In the wake of high-profile incidents involving race, recent polls have found that Americans are more pessimistic about race relations than they have been in decades.
While brands like Starbucks can view that as an opportunity to contribute to positive change, they should also consider that timing can influence how well a message is received. A good message badly timed can be as poorly received as a bad message.
Structure must be strategic
One of the biggest criticisms of the Race Together campaign is that it’s too in-your-face. Should baristas really be engaging complete strangers – Starbucks customers – in conversation about a sensitive topic like race?
One aspect of the campaign that has been used against Starbucks on social media is the fact that baristas have been encouraged to write “Race Together” on coffee cups.

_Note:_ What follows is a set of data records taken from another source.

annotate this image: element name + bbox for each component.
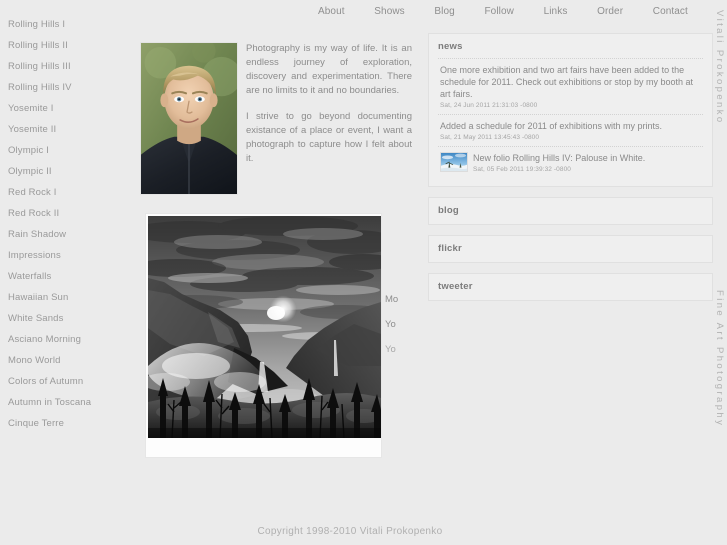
news-item-body: One more exhibition and two art fairs ha… bbox=[440, 64, 701, 110]
sidebar-item-white-sands[interactable]: White Sands bbox=[8, 308, 132, 329]
portrait-photo bbox=[140, 42, 238, 195]
news-item-body: Added a schedule for 2011 of exhibitions… bbox=[440, 120, 701, 142]
sidebar-item-autumn-in-toscana[interactable]: Autumn in Toscana bbox=[8, 392, 132, 413]
news-item[interactable]: Added a schedule for 2011 of exhibitions… bbox=[438, 114, 703, 146]
page-root: About Shows Blog Follow Links Order Cont… bbox=[0, 0, 727, 545]
brand-name-vertical: Vitali Prokopenko bbox=[714, 10, 725, 125]
nav-item-about[interactable]: About bbox=[318, 6, 345, 17]
clipped-caption-line-1: Mo bbox=[385, 294, 399, 305]
news-panel-title: news bbox=[438, 41, 463, 52]
sidebar-gallery-list: Rolling Hills I Rolling Hills II Rolling… bbox=[0, 14, 132, 434]
news-item-headline[interactable]: New folio Rolling Hills IV: Palouse in W… bbox=[473, 152, 701, 164]
blog-panel-title: blog bbox=[438, 205, 459, 216]
main-content-column: Photography is my way of life. It is an … bbox=[132, 32, 417, 202]
nav-item-links[interactable]: Links bbox=[544, 6, 568, 17]
sidebar-item-rolling-hills-iii[interactable]: Rolling Hills III bbox=[8, 56, 132, 77]
sidebar-item-rolling-hills-i[interactable]: Rolling Hills I bbox=[8, 14, 132, 35]
intro-block: Photography is my way of life. It is an … bbox=[132, 32, 417, 202]
right-sidebar: news One more exhibition and two art fai… bbox=[428, 33, 713, 311]
nav-item-shows[interactable]: Shows bbox=[374, 6, 405, 17]
news-item[interactable]: One more exhibition and two art fairs ha… bbox=[438, 58, 703, 114]
news-item-thumbnail[interactable] bbox=[440, 152, 468, 172]
featured-photo-panel[interactable] bbox=[145, 213, 382, 458]
sidebar-item-rain-shadow[interactable]: Rain Shadow bbox=[8, 224, 132, 245]
tweeter-panel[interactable]: tweeter bbox=[428, 273, 713, 301]
featured-photo[interactable] bbox=[148, 216, 381, 438]
sidebar-item-hawaiian-sun[interactable]: Hawaiian Sun bbox=[8, 287, 132, 308]
intro-paragraph-2: I strive to go beyond documenting exista… bbox=[246, 111, 412, 164]
sidebar-item-red-rock-ii[interactable]: Red Rock II bbox=[8, 203, 132, 224]
clipped-caption-line-3: Yo bbox=[385, 344, 396, 355]
intro-text: Photography is my way of life. It is an … bbox=[246, 42, 412, 178]
brand-tagline-vertical: Fine Art Photography bbox=[714, 290, 725, 428]
news-item-headline[interactable]: One more exhibition and two art fairs ha… bbox=[440, 64, 701, 100]
sidebar-item-rolling-hills-ii[interactable]: Rolling Hills II bbox=[8, 35, 132, 56]
news-item-date: Sat, 21 May 2011 13:45:43 -0800 bbox=[440, 134, 540, 141]
sidebar-item-waterfalls[interactable]: Waterfalls bbox=[8, 266, 132, 287]
nav-item-contact[interactable]: Contact bbox=[653, 6, 688, 17]
sidebar-item-colors-of-autumn[interactable]: Colors of Autumn bbox=[8, 371, 132, 392]
news-panel: news One more exhibition and two art fai… bbox=[428, 33, 713, 187]
news-item-headline[interactable]: Added a schedule for 2011 of exhibitions… bbox=[440, 120, 701, 132]
tweeter-panel-title: tweeter bbox=[438, 281, 473, 292]
intro-paragraph-1: Photography is my way of life. It is an … bbox=[246, 43, 412, 96]
sidebar-item-impressions[interactable]: Impressions bbox=[8, 245, 132, 266]
sidebar-item-olympic-ii[interactable]: Olympic II bbox=[8, 161, 132, 182]
news-item[interactable]: New folio Rolling Hills IV: Palouse in W… bbox=[438, 146, 703, 178]
top-navigation: About Shows Blog Follow Links Order Cont… bbox=[300, 0, 700, 22]
nav-item-follow[interactable]: Follow bbox=[484, 6, 514, 17]
clipped-caption-text: Mo Yo Yo bbox=[385, 294, 419, 369]
sidebar-item-rolling-hills-iv[interactable]: Rolling Hills IV bbox=[8, 77, 132, 98]
blog-panel[interactable]: blog bbox=[428, 197, 713, 225]
nav-item-blog[interactable]: Blog bbox=[434, 6, 454, 17]
news-item-date: Sat, 05 Feb 2011 19:39:32 -0800 bbox=[473, 166, 572, 173]
sidebar-item-yosemite-i[interactable]: Yosemite I bbox=[8, 98, 132, 119]
news-item-body: New folio Rolling Hills IV: Palouse in W… bbox=[473, 152, 701, 174]
sidebar-item-red-rock-i[interactable]: Red Rock I bbox=[8, 182, 132, 203]
footer-copyright: Copyright 1998-2010 Vitali Prokopenko bbox=[257, 526, 443, 537]
sidebar-item-asciano-morning[interactable]: Asciano Morning bbox=[8, 329, 132, 350]
sidebar-item-cinque-terre[interactable]: Cinque Terre bbox=[8, 413, 132, 434]
sidebar-item-mono-world[interactable]: Mono World bbox=[8, 350, 132, 371]
flickr-panel-title: flickr bbox=[438, 243, 462, 254]
sidebar-item-olympic-i[interactable]: Olympic I bbox=[8, 140, 132, 161]
nav-item-order[interactable]: Order bbox=[597, 6, 623, 17]
flickr-panel[interactable]: flickr bbox=[428, 235, 713, 263]
news-item-date: Sat, 24 Jun 2011 21:31:03 -0800 bbox=[440, 102, 538, 109]
clipped-caption-line-2: Yo bbox=[385, 319, 396, 330]
sidebar-item-yosemite-ii[interactable]: Yosemite II bbox=[8, 119, 132, 140]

In many cases, leaving a physical artifact is crucial to a successful marketing campaign, as these artifacts lend themselves to social sharing, but in this case, photos of “Race Together” written where a customer’s name usually goes have been shared on social media and used as evidence of Starbucks’ overreach.
— James Parkley (@jnarls) March 17, 2015
Campaigns with social and political overtones are fraught with risk
Timing aside, campaigns that are directly or indirectly related to social and political issues will always carry risk. While this is obvious to savvy brand marketers, it’s easy to underestimate the risk.
That is because no matter how in tune a brand believes it is with the collective unconscious, it’s difficult to predict how large numbers of people will react to social and political issues.
Exacerbating the risk is the fact that these issues can be polarizing, and small but vocal groups that disagree very strongly with a campaign’s message often have the ability to create more negative buzz than one might expect.
Of course, this doesn’t mean that brands shouldn’t seek to weigh in on topics that matter to them. They should, and Starbucks has been very successful creating conversations around issues that involve more than coffee.
But brands also need to be realistic about the dangers of inserting themselves into already heated conversations.
Quitting isn’t an option
While Starbucks SVP of global communications and international public affairs Corey duBrowa claims Starbucks was prepared for a backlash, stating “we knew this wouldn’t be easy, but we feel that it is worth the discomfort,” his decision to temporarily shutter his Twitter account has only added fuel to the backlash fire.
When a campaign creates negative buzz, brands have a number of options. They can seek to better explain their intentions. They can also apologize if they believe a mistake was made.
But allowing a high-profile executive to quit social media, temporarily or permanently, simply isn’t a viable approach.